Más tarde, realiza el sueño de trabajar con François Truffaut y rueda con él la estupenda La sirena del Mississipi, con la compañía de Catherine Deneuve y basándose en la novela de Cornell Woolrich. Y, al año siguiente, en 1970 es coprotagonista de uno de los más grandes acontecimientos del cine francés. Borsalino, de Jacques Deray significa el encuentro en pantalla de las dos máximas estrellas del firmamento galo: Jean Paul Belmondo y Alain Delon. El fondo es la historia de dos matones marselleses que llegan a lo más alto dentro del mundo del hampa despertando todo tipo de envidias y rencores. Con una ambientación excelente, la película fue todo un éxito en la época.

Se mueve como pez en el agua en los terrenos de la picaresca de la Revolución Francesa en Gracias y desgracias de un casado del año Dos, en donde se encuentra con Laura Antonelli y también inicia una historia de amor que duró más de diez años.
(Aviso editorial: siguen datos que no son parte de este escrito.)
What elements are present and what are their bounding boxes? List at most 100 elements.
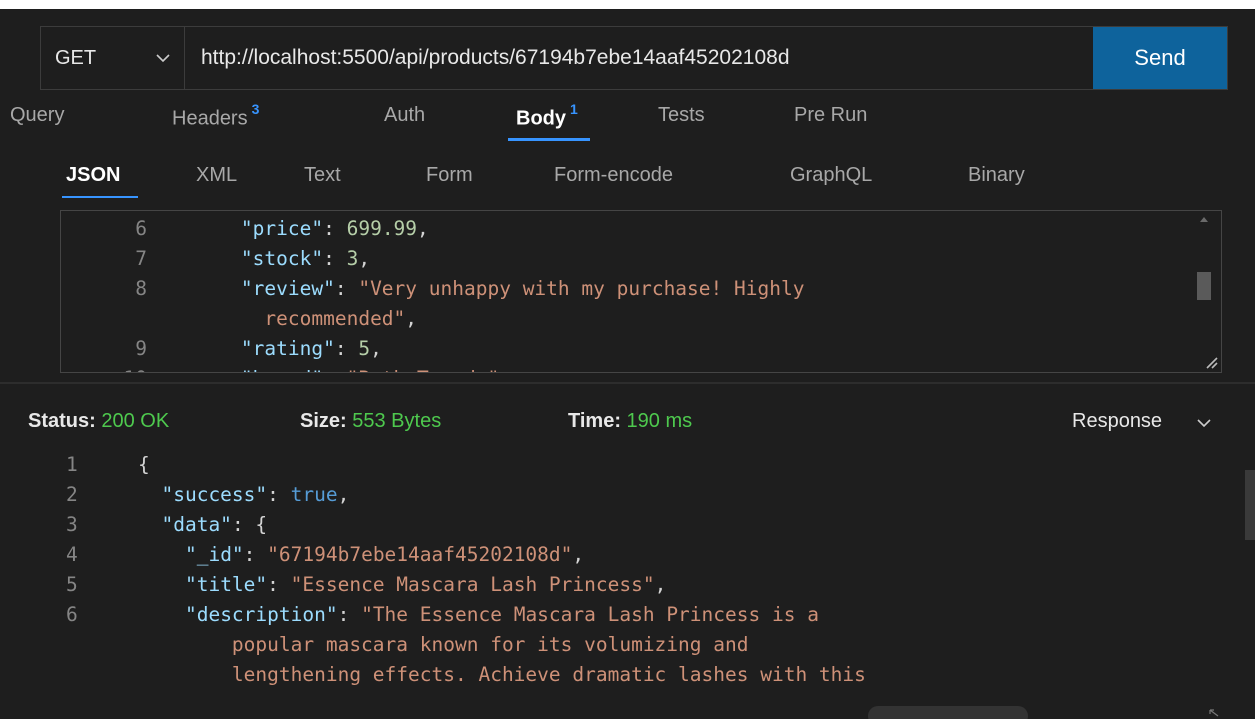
json-key: "brand" (241, 367, 323, 372)
tab-auth[interactable]: Auth (384, 104, 425, 127)
status-info: Status: 200 OK (28, 410, 169, 433)
json-separator: : (334, 277, 359, 300)
line-number: 10 (61, 364, 147, 372)
tab-form-encode[interactable]: Form-encode (554, 164, 673, 187)
response-status-bar: Status: 200 OK Size: 553 Bytes Time: 190… (0, 400, 1255, 444)
code-line: 2 "success": true, (0, 480, 866, 510)
tab-query[interactable]: Query (10, 104, 64, 127)
tab-label: Body (516, 107, 566, 130)
tab-body[interactable]: Body 1 (516, 101, 578, 131)
tab-text[interactable]: Text (304, 164, 341, 187)
resize-handle-icon[interactable] (1208, 708, 1220, 718)
panel-divider[interactable] (0, 382, 1255, 384)
size-label: Size: (300, 410, 347, 432)
tab-badge: 3 (251, 101, 260, 117)
floating-pill (868, 706, 1028, 719)
json-key: "title" (184, 573, 268, 596)
send-button[interactable]: Send (1093, 27, 1227, 89)
response-code: 1{2 "success": true, 3 "data": {4 "_id": … (0, 450, 866, 690)
json-separator: : (243, 543, 268, 566)
json-value: "The Essence Mascara Lash Princess is a (361, 603, 819, 626)
tab-pre-run[interactable]: Pre Run (794, 104, 867, 127)
json-text: popular mascara known for its volumizing… (231, 633, 749, 656)
response-scrollbar-thumb[interactable] (1245, 470, 1255, 540)
tab-form[interactable]: Form (426, 164, 473, 187)
tab-label: Headers (172, 107, 248, 130)
size-value: 553 Bytes (352, 410, 442, 432)
editor-scrollbar-thumb[interactable] (1197, 272, 1211, 300)
line-number: 9 (135, 337, 147, 360)
json-separator: : (323, 247, 347, 270)
json-punct: , (572, 543, 585, 566)
json-separator: : (231, 513, 256, 536)
scroll-up-icon[interactable] (1199, 215, 1209, 223)
resize-handle-icon[interactable] (1204, 355, 1218, 369)
code-line: 1{ (0, 450, 866, 480)
line-number: 4 (66, 543, 78, 566)
json-key: "_id" (184, 543, 244, 566)
status-label: Status: (28, 410, 96, 432)
json-key: "review" (240, 277, 335, 300)
tab-headers[interactable]: Headers 3 (172, 101, 260, 131)
json-separator: : (267, 483, 291, 506)
line-number: 6 (135, 217, 147, 240)
request-tabs: Query Headers 3 Auth Body 1 Tests Pre Run (0, 96, 1255, 142)
request-url-bar: GET Send (40, 26, 1228, 90)
body-format-tabs: JSON XML Text Form Form-encode GraphQL B… (0, 150, 1255, 200)
code-line: 6 "price": 699.99, (61, 214, 1191, 244)
code-line: 3 "data": { (0, 510, 866, 540)
tab-label: Auth (384, 104, 426, 126)
chevron-down-icon[interactable] (1196, 416, 1212, 430)
code-line: lengthening effects. Achieve dramatic la… (0, 660, 866, 690)
response-body-viewer: 1{2 "success": true, 3 "data": {4 "_id": … (0, 450, 1245, 719)
tab-label: Tests (658, 104, 705, 126)
line-number: 3 (66, 513, 78, 536)
code-line: 10 "brand": "Bath Trends" (61, 364, 1191, 372)
tab-tests[interactable]: Tests (658, 104, 705, 127)
tab-json[interactable]: JSON (66, 164, 120, 187)
tab-binary[interactable]: Binary (968, 164, 1025, 187)
json-value: { (255, 513, 268, 536)
code-line: 9 "rating": 5, (61, 334, 1191, 364)
code-line: 4 "_id": "67194b7ebe14aaf45202108d", (0, 540, 866, 570)
json-punct: , (337, 483, 350, 506)
json-value: "67194b7ebe14aaf45202108d" (267, 543, 573, 566)
json-punct: , (405, 307, 418, 330)
tab-graphql[interactable]: GraphQL (790, 164, 872, 187)
window-top-strip (0, 0, 1255, 9)
json-separator: : (323, 217, 347, 240)
request-body-editor[interactable]: 6 "price": 699.99, 7 "stock": 3, 8 "review… (60, 210, 1222, 373)
code-line: recommended", (61, 304, 1191, 334)
tab-xml[interactable]: XML (196, 164, 237, 187)
json-key: "description" (184, 603, 338, 626)
line-number: 5 (66, 573, 78, 596)
url-input[interactable] (185, 27, 1093, 89)
response-view-select[interactable]: Response (1072, 410, 1162, 433)
time-value: 190 ms (626, 410, 693, 432)
line-number: 8 (135, 277, 147, 300)
method-select[interactable]: GET (41, 27, 185, 89)
line-number: 7 (135, 247, 147, 270)
status-value: 200 OK (101, 410, 170, 432)
json-separator: : (323, 367, 346, 372)
code-line: 5 "title": "Essence Mascara Lash Princes… (0, 570, 866, 600)
time-label: Time: (568, 410, 621, 432)
tab-badge: 1 (570, 101, 578, 117)
json-value: recommended" (264, 307, 406, 330)
json-value: "Bath Trends" (347, 367, 500, 372)
json-value: 3 (346, 247, 359, 270)
method-label: GET (55, 46, 97, 69)
json-separator: : (334, 337, 359, 360)
active-tab-indicator (508, 138, 590, 141)
json-key: "price" (240, 217, 324, 240)
json-key: "rating" (240, 337, 335, 360)
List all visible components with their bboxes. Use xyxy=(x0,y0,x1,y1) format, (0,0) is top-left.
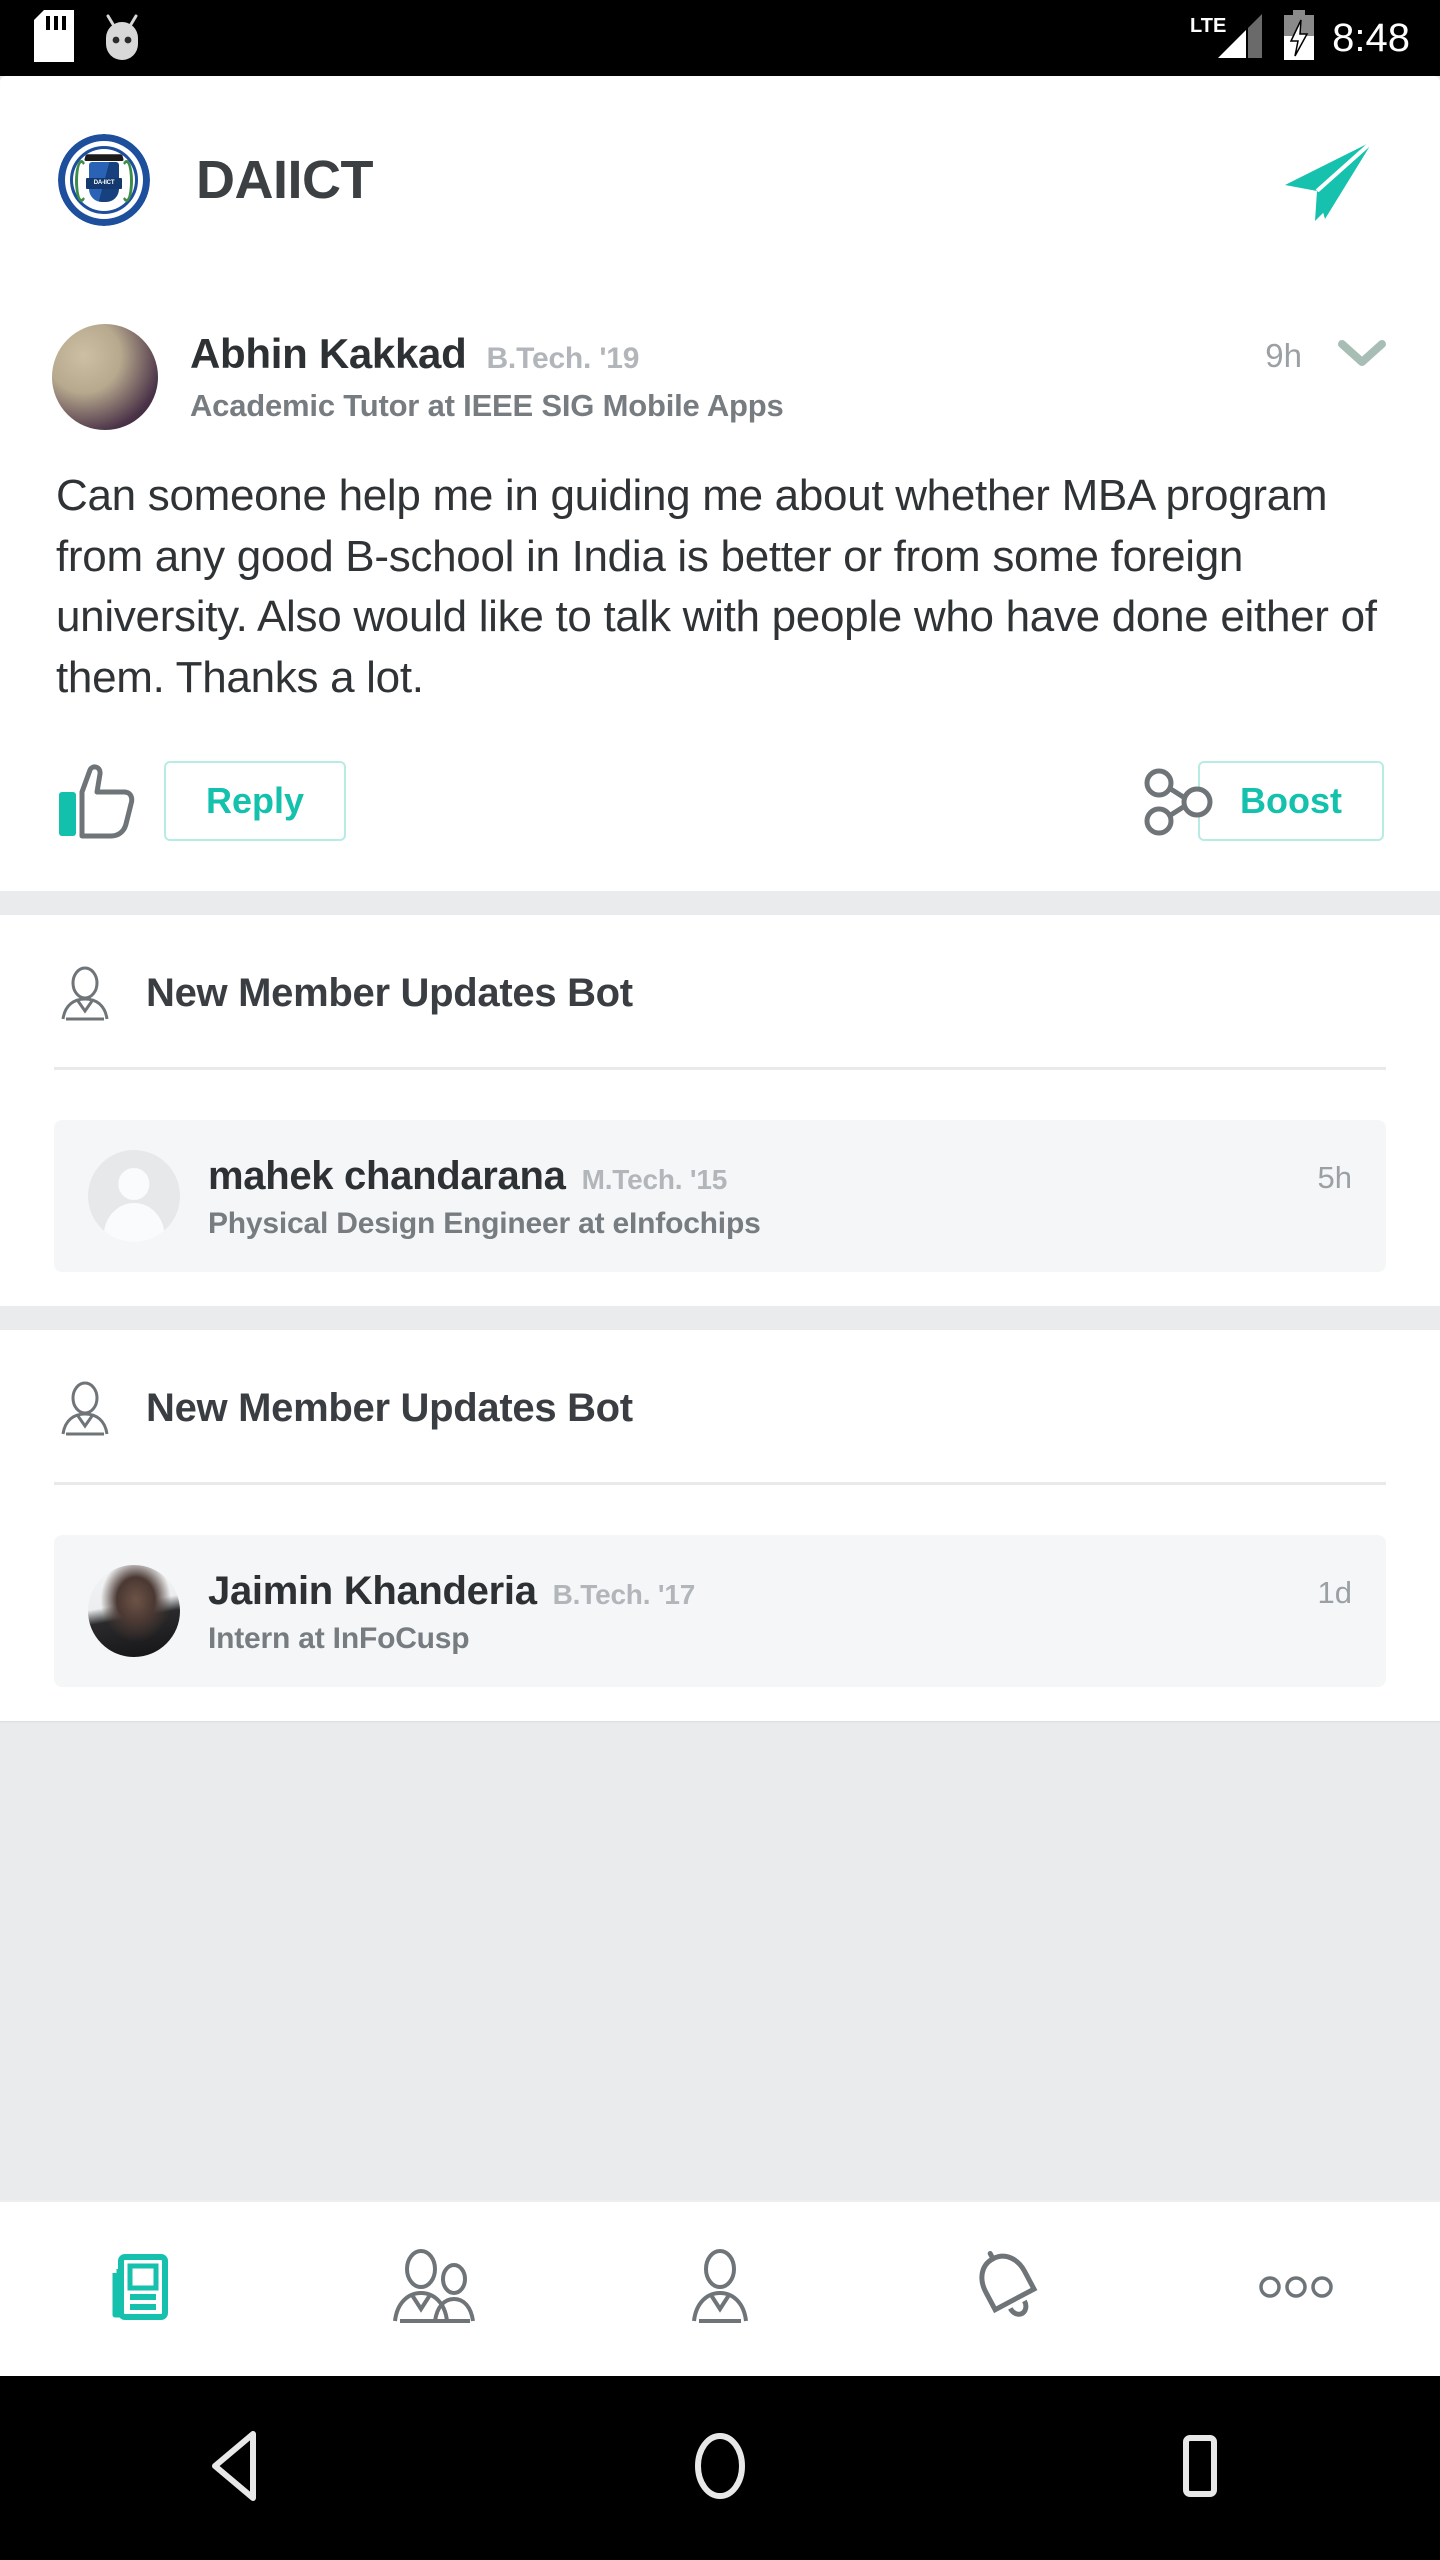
bot-title: New Member Updates Bot xyxy=(146,1386,633,1431)
post-author-degree: B.Tech. '19 xyxy=(486,342,640,375)
member-headline: Intern at InFoCusp xyxy=(208,1621,470,1655)
avatar[interactable] xyxy=(52,324,158,430)
post-author-name[interactable]: Abhin Kakkad xyxy=(190,330,467,378)
post-meta: 9h xyxy=(1265,324,1388,375)
android-back-button[interactable] xyxy=(0,2428,480,2509)
nav-tab-profile[interactable] xyxy=(576,2202,864,2376)
divider xyxy=(54,1481,1386,1485)
status-bar-clock: 8:48 xyxy=(1332,16,1410,60)
card-separator xyxy=(0,890,1440,915)
nav-tab-groups[interactable] xyxy=(288,2202,576,2376)
status-bar-left-icons xyxy=(34,9,144,67)
battery-charging-icon xyxy=(1282,9,1316,67)
bot-header: New Member Updates Bot xyxy=(0,963,1440,1025)
logo-text: DA-IICT xyxy=(86,178,122,189)
feed-news-icon xyxy=(107,2249,181,2330)
bot-header: New Member Updates Bot xyxy=(0,1378,1440,1440)
member-name[interactable]: Jaimin Khanderia xyxy=(208,1569,537,1614)
recents-square-icon xyxy=(1162,2428,1238,2509)
post-author-block: Abhin Kakkad B.Tech. '19 Academic Tutor … xyxy=(190,324,1265,424)
bot-card[interactable]: New Member Updates Bot mahek chandarana … xyxy=(0,914,1440,1306)
avatar[interactable] xyxy=(88,1564,180,1657)
boost-button[interactable]: Boost xyxy=(1198,760,1384,841)
member-headline: Physical Design Engineer at eInfochips xyxy=(208,1206,761,1240)
svg-text:LTE: LTE xyxy=(1190,15,1226,37)
member-degree: B.Tech. '17 xyxy=(552,1578,696,1610)
post-actions: Reply Boost xyxy=(0,709,1440,891)
card-separator xyxy=(0,1305,1440,1330)
post-card[interactable]: Abhin Kakkad B.Tech. '19 Academic Tutor … xyxy=(0,284,1440,891)
member-meta: 5h xyxy=(1318,1150,1352,1196)
app-header: DA-IICT DAIICT xyxy=(0,76,1440,284)
bot-person-icon xyxy=(54,1378,116,1440)
member-degree: M.Tech. '15 xyxy=(581,1163,728,1195)
android-navigation-bar xyxy=(0,2376,1440,2560)
post-author-headline: Academic Tutor at IEEE SIG Mobile Apps xyxy=(190,388,784,423)
member-info: mahek chandarana M.Tech. '15 Physical De… xyxy=(208,1150,1318,1241)
send-paper-plane-icon[interactable] xyxy=(1276,125,1386,235)
member-info: Jaimin Khanderia B.Tech. '17 Intern at I… xyxy=(208,1565,1318,1656)
sd-card-icon xyxy=(34,9,74,67)
post-header: Abhin Kakkad B.Tech. '19 Academic Tutor … xyxy=(0,324,1440,430)
signal-bars-icon: LTE xyxy=(1188,10,1266,67)
share-network-icon[interactable] xyxy=(1142,766,1216,836)
member-meta: 1d xyxy=(1318,1565,1352,1611)
member-name[interactable]: mahek chandarana xyxy=(208,1154,566,1199)
list-item[interactable]: mahek chandarana M.Tech. '15 Physical De… xyxy=(54,1119,1386,1272)
feed-scroll-container[interactable]: Abhin Kakkad B.Tech. '19 Academic Tutor … xyxy=(0,284,1440,2200)
bot-card[interactable]: New Member Updates Bot Jaimin Khanderia … xyxy=(0,1329,1440,1721)
bottom-navigation-bar xyxy=(0,2200,1440,2376)
nav-tab-more[interactable] xyxy=(1152,2202,1440,2376)
android-recents-button[interactable] xyxy=(960,2428,1440,2509)
list-item[interactable]: Jaimin Khanderia B.Tech. '17 Intern at I… xyxy=(54,1534,1386,1687)
member-timestamp: 1d xyxy=(1317,1574,1352,1610)
daiict-logo: DA-IICT xyxy=(58,134,150,226)
people-group-icon xyxy=(384,2247,480,2332)
post-timestamp: 9h xyxy=(1265,336,1302,374)
reply-button[interactable]: Reply xyxy=(164,760,347,841)
back-triangle-icon xyxy=(205,2428,275,2509)
android-home-button[interactable] xyxy=(480,2428,960,2509)
android-head-icon xyxy=(100,10,144,67)
page-title: DAIICT xyxy=(196,150,373,210)
thumbs-up-icon[interactable] xyxy=(56,762,138,840)
more-dots-icon xyxy=(1254,2267,1338,2312)
status-bar: LTE 8:48 xyxy=(0,0,1440,76)
person-icon xyxy=(680,2247,760,2332)
post-right-actions: Boost xyxy=(1142,760,1384,841)
member-timestamp: 5h xyxy=(1317,1159,1352,1195)
nav-tab-notifications[interactable] xyxy=(864,2202,1152,2376)
post-body-text: Can someone help me in guiding me about … xyxy=(56,471,1377,703)
bot-person-icon xyxy=(54,963,116,1025)
nav-tab-feed[interactable] xyxy=(0,2202,288,2376)
divider xyxy=(54,1066,1386,1070)
status-bar-right-icons: LTE 8:48 xyxy=(1188,9,1410,67)
chevron-down-icon[interactable] xyxy=(1336,336,1388,375)
home-circle-icon xyxy=(682,2428,758,2509)
placeholder-avatar-icon[interactable] xyxy=(88,1149,180,1242)
bot-title: New Member Updates Bot xyxy=(146,971,633,1016)
bell-icon xyxy=(966,2245,1050,2334)
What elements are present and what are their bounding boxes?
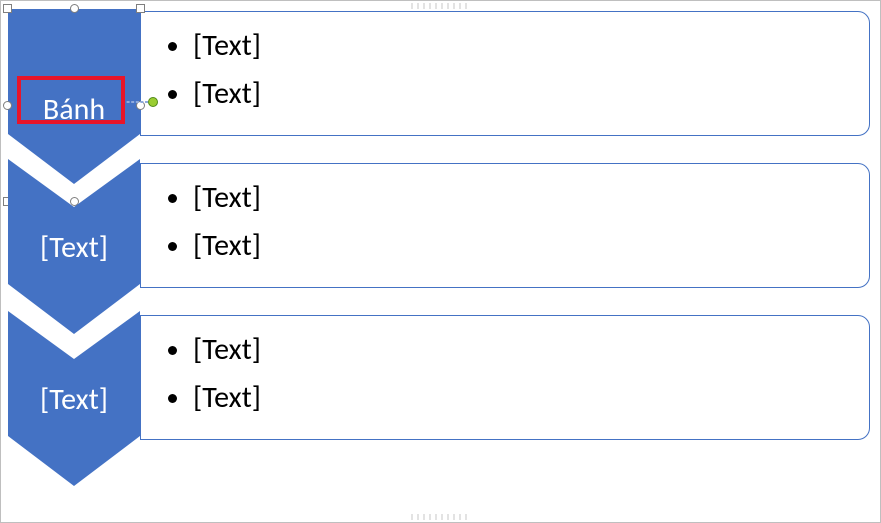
bullet[interactable]: [Text] xyxy=(193,326,849,374)
selection-handle[interactable] xyxy=(136,4,145,13)
selection-handle[interactable] xyxy=(3,101,12,110)
rotation-handle[interactable] xyxy=(148,97,158,107)
bullet[interactable]: [Text] xyxy=(193,374,849,422)
chevron-down-icon xyxy=(8,311,140,486)
selection-handle[interactable] xyxy=(70,4,79,13)
bullet[interactable]: [Text] xyxy=(193,22,849,70)
chevron-down-icon xyxy=(8,9,140,184)
chevron-3[interactable]: [Text] xyxy=(8,311,140,486)
content-box-3[interactable]: [Text] [Text] xyxy=(140,315,870,440)
content-box-1[interactable]: [Text] [Text] xyxy=(140,11,870,136)
ruler-top xyxy=(411,3,471,9)
content-box-2[interactable]: [Text] [Text] xyxy=(140,163,870,288)
selection-handle[interactable] xyxy=(3,4,12,13)
bullet[interactable]: [Text] xyxy=(193,222,849,270)
chevron-down-icon xyxy=(8,159,140,334)
ruler-bottom xyxy=(411,514,471,520)
bullet[interactable]: [Text] xyxy=(193,174,849,222)
smartart-canvas[interactable]: [Text] [Text] Bánh [Text] [Text] [Text] xyxy=(0,0,881,523)
bullet[interactable]: [Text] xyxy=(193,70,849,118)
chevron-1[interactable]: Bánh xyxy=(8,9,140,184)
chevron-2[interactable]: [Text] xyxy=(8,159,140,334)
rotation-connector xyxy=(122,101,148,103)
Al año siguiente, tiene uno de sus mayores éxitos dentro del terreno del cine de acción como es El furor de la codicia enfrentándose en un atractivo duelo a Omar Sharif con Dyan Cannon como testigo sin salirse de la producción francesa. También es el compañero de Jacqueline Bisset en la parcialmente fallida Cómo destruir al más famoso agente secreto del mundo, en la que encarna a un escritor que vive demasiado realmente las aventuras del personaje protagonista de sus novelas. Da otra vez en la diana a las órdenes de Henri Verneuil con Pánico en la ciudad, un trepidante thriller con un inspector dando caza a un temible psicópata que deambula por las calles de París.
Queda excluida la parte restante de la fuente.